Factory chicken farming is about to get a roasting. If Jamie Oliver gets his way, the cheapest chicken will go the way of the Turkey Twizzler after his school dinners campaign. In a new one-off programme on Channel 4, Jamie’s Fowl Dinners, the chef champions the cause of chickens.
He will expose the reasons why the meat we eat more than any other costs so little and will show why we should all buy higher-welfare birds. “A chicken should never cost £3. I want the public to see the truth and I think they’ll make the right choices,” he says, talking exclusively to Body&Soul about his campaign.
When Asda knocked the price off a whole bird down to £2 last summer, the poor chicken’s value hit an all-time low. “This is screwing down prices on live animals,” Oliver says. “The supermarket price wars are to the detriment of the animals and the farmer.” He’s afraid that if we continue to insist on cheap chicken, Britain’s poultry industry will die a death as swift and ugly as that of the 16 million five-week-old broilers killed every week to be sold for the price of a pint.

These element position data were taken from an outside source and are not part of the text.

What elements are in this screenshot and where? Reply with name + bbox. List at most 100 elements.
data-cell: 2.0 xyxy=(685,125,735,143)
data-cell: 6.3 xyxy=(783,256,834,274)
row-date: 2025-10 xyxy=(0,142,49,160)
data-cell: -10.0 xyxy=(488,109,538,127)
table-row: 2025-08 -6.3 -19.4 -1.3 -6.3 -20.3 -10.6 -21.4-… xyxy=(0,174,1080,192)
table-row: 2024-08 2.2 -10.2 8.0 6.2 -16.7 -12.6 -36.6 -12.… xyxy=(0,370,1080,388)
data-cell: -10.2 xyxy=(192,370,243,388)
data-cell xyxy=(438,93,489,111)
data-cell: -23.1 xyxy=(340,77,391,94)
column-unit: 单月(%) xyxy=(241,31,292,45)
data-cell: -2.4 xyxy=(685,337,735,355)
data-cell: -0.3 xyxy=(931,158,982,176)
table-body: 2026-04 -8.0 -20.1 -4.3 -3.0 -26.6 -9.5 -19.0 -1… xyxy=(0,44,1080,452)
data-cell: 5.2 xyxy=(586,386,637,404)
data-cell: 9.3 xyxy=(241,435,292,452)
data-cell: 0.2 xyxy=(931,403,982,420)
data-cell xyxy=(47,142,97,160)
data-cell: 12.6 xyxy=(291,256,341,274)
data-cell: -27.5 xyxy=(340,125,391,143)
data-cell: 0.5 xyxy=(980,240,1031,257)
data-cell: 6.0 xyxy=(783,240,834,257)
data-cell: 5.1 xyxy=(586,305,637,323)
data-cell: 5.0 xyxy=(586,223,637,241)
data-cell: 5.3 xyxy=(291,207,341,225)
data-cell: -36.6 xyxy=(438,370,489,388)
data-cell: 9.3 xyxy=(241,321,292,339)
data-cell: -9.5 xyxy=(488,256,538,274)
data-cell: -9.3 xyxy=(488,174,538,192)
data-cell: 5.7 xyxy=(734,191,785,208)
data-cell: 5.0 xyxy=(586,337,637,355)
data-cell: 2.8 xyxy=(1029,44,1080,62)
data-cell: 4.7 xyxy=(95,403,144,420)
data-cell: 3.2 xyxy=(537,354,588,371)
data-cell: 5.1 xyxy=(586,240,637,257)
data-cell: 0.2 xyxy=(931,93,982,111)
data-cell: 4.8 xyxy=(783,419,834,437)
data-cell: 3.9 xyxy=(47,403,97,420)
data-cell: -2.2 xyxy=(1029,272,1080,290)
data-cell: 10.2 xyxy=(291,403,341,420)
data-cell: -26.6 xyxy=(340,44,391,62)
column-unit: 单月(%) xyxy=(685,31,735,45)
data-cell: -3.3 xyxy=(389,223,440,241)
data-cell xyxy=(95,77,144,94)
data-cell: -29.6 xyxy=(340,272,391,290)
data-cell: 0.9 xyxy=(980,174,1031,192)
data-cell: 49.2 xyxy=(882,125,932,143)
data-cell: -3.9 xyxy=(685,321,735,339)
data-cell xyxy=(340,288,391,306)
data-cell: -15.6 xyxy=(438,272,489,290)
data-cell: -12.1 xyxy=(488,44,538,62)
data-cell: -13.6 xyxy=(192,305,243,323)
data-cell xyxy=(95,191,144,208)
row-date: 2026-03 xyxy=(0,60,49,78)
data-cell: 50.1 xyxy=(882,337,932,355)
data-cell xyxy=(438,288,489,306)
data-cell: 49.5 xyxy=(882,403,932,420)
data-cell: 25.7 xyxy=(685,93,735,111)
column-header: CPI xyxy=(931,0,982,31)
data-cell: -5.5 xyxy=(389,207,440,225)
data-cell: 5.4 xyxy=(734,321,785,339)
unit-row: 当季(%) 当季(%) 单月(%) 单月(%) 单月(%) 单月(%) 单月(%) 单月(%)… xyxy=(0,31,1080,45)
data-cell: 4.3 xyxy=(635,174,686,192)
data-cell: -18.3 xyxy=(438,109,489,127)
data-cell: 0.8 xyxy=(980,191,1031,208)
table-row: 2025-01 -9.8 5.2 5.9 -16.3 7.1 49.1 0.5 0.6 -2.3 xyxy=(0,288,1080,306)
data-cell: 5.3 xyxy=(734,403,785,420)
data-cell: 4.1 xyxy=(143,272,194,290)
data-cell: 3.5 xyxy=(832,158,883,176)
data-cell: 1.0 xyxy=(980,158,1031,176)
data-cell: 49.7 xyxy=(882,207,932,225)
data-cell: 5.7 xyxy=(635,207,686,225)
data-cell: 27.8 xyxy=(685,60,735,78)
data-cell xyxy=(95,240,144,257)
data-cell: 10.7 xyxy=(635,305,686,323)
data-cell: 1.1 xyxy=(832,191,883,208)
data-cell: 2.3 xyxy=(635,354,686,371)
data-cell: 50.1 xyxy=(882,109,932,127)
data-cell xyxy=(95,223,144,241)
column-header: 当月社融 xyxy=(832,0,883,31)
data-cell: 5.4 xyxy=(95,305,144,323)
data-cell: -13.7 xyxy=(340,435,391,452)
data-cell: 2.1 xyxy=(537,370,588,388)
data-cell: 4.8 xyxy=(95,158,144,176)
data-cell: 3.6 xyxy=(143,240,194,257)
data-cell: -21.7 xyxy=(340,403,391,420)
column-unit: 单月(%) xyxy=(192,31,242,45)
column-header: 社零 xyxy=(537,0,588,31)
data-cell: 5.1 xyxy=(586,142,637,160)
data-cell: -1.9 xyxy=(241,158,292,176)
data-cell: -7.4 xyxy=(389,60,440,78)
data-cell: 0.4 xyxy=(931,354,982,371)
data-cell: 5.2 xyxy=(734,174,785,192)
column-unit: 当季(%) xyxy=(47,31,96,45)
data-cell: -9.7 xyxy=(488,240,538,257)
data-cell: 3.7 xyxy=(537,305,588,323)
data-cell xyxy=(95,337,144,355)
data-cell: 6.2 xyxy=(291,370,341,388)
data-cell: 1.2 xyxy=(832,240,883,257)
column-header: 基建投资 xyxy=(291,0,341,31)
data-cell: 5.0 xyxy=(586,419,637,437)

Chickens are woodland creatures that like to scratch and roam outside, as well as to perch, play and shelter indoors. Yet free-range and organic chickens, which have grown up with grass underfoot, are a privileged minority – 95 per cent of Britain’s birds are fattened quickly in huge, overcrowded, windowless sheds. They’re a fast-growing breed, which reaches the right size for slaughter twice as quickly as factory-farmed chickens 30 years ago. “Many people call this the Frankenstein chicken,” Oliver says.